SC2087 – ShellCheck Wiki

See this page on GitHub


Quote EOF to make here document expansions happen on the server side rather than on the client.

Problematic code:

ssh << EOF
  echo "Logged in on $HOSTNAME"

Correct code:

ssh << "EOF"
  echo "Logged in on $HOSTNAME"


When the end token of a here document is unquoted, parameter expansion and command substitution will happen on in contents of the here doc.

This means that before sending the commands to the server, the client replaces $HOSTNAME with localhost, thereby sending echo "Logged in on localhost" to the server. This has the effect of printing the client's hostname instead of the server's.

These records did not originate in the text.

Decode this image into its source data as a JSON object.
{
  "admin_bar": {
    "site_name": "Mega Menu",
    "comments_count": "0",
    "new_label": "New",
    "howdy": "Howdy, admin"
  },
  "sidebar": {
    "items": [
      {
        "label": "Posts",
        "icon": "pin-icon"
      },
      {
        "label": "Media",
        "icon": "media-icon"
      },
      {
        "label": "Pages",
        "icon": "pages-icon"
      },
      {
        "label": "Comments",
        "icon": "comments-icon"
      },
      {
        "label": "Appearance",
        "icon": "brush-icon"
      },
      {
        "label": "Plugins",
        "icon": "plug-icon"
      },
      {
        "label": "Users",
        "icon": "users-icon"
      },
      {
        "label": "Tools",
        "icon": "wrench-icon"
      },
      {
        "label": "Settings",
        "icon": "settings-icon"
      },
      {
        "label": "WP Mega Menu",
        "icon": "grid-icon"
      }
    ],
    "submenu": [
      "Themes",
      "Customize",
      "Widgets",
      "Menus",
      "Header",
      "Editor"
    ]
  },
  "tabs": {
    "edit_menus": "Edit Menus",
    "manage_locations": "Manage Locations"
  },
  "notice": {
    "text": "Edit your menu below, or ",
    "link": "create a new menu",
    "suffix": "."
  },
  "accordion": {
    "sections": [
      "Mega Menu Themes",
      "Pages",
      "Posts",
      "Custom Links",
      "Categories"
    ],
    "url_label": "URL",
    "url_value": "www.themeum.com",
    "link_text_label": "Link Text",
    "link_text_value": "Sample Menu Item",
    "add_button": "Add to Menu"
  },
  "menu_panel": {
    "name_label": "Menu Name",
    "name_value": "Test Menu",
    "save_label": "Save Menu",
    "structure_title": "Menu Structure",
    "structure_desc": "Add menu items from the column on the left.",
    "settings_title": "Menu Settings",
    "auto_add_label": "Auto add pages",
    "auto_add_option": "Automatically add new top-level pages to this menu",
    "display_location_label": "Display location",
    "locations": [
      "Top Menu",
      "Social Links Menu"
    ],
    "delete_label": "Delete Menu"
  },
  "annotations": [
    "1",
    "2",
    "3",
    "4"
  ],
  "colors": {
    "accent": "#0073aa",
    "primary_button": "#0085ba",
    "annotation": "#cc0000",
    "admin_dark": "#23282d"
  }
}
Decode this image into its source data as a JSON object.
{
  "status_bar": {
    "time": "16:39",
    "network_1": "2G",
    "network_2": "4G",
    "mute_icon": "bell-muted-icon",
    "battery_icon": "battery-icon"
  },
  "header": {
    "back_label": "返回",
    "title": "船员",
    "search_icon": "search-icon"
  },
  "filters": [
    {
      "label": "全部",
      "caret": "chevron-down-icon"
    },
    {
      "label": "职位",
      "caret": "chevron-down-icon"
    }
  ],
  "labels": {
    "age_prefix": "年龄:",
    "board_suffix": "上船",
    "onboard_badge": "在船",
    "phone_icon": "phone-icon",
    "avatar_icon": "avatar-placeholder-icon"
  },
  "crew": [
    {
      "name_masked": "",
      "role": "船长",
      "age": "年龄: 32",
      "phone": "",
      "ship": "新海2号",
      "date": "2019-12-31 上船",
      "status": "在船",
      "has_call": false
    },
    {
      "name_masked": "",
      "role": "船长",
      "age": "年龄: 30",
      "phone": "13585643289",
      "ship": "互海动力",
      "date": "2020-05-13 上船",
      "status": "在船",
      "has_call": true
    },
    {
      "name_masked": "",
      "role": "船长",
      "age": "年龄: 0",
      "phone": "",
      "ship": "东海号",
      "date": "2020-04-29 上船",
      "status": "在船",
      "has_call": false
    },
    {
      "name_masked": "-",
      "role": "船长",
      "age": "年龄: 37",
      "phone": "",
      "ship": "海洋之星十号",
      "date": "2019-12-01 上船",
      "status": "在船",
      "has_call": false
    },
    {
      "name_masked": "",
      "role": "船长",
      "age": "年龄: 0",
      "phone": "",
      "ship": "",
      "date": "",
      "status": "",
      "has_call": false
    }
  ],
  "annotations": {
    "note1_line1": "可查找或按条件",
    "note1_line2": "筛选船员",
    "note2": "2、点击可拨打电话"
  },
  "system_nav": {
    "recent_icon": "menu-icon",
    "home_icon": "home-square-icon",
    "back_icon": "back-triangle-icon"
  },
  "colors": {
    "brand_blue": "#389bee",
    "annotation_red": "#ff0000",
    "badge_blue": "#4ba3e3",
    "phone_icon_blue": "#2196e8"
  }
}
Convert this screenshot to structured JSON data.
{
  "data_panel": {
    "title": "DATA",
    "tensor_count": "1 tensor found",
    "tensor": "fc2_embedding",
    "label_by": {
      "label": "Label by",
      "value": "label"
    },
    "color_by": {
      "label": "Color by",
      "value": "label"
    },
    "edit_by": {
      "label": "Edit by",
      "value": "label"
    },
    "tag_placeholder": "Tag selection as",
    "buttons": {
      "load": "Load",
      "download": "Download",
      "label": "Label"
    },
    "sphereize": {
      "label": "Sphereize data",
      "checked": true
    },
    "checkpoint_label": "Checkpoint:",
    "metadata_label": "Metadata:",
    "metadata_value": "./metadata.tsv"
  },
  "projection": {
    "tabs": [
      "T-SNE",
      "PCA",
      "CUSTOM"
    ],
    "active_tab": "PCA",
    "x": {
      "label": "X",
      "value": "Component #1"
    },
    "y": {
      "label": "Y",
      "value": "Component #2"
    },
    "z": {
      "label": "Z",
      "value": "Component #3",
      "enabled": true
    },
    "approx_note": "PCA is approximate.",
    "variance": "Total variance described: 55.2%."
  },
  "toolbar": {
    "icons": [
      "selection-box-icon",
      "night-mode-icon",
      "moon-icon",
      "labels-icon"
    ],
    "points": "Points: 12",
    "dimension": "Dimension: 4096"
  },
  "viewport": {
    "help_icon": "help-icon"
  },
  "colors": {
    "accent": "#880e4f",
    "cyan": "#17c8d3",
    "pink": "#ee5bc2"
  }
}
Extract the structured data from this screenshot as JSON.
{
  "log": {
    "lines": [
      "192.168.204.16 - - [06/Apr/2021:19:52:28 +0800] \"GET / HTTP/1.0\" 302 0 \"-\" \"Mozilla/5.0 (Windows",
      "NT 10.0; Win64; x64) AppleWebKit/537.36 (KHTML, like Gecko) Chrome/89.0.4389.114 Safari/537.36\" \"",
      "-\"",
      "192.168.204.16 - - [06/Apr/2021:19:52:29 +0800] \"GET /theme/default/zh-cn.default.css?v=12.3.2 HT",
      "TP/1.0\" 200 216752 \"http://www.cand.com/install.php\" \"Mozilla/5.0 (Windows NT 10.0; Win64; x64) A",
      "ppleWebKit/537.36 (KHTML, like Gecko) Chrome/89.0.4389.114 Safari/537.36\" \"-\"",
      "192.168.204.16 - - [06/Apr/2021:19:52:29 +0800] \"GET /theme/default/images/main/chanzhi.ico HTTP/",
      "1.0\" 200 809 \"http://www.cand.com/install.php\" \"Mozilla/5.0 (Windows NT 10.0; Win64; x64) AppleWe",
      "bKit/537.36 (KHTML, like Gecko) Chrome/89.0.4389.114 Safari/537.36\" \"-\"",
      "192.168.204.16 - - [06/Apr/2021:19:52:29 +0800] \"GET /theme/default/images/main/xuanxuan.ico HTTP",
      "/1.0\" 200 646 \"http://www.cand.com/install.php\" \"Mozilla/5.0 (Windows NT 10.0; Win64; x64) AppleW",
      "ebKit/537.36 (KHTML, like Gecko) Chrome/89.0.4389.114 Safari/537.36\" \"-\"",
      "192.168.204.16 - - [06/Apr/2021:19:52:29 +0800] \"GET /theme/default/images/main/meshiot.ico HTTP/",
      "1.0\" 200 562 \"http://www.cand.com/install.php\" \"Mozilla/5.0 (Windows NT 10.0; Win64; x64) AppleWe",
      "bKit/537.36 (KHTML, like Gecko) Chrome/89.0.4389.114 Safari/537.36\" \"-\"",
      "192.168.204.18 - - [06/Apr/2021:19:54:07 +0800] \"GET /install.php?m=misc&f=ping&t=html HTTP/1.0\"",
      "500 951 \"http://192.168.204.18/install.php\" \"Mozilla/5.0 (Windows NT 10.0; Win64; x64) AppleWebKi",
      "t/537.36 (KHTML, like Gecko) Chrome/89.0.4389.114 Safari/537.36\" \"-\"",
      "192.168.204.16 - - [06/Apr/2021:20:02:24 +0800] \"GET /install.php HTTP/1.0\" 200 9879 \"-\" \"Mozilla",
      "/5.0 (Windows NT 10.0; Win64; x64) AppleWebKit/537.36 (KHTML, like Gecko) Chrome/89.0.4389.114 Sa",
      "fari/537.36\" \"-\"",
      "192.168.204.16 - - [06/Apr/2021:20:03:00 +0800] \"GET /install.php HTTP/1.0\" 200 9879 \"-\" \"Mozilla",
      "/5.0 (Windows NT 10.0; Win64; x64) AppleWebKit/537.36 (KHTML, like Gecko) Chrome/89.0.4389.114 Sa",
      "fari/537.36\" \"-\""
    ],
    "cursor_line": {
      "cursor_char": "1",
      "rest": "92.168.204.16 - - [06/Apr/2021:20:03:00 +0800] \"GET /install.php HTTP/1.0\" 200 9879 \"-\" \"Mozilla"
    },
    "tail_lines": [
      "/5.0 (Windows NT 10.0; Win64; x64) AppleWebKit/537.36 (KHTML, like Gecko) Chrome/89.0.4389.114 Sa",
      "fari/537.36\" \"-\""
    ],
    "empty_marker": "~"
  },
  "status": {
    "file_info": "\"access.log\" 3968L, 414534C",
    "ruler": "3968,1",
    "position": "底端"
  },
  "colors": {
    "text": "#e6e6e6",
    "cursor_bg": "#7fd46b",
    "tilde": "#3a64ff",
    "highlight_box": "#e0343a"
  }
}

Scripts with any kind of variable use are especially problematic because all references will be expanded before the script run. For example,

ssh host << EOF
  x="$(uname -a)"
  echo "$x"

will never print anything, neither client nor server details, since before evaluation, it will be expanded to:

  x="Linux localhost ... x86_64 GNU/Linux"
  echo ""

By quoting the here token, local expansion will not take place, so the server sees echo "Logged in on $HOSTNAME" which is expanded and printed with the server's hostname, which is usually the intention.


If the client should expand some or all variables, this message can and should be ignored.

To expand a mix of local and remote variables, the here doc end token should be unquoted, and the remote variables should be escaped, e.g.

ssh << EOF
  echo "Logged in on \$HOSTNAME from $HOSTNAME"

ShellCheck is a static analysis tool for shell scripts. This page is part of its documentation.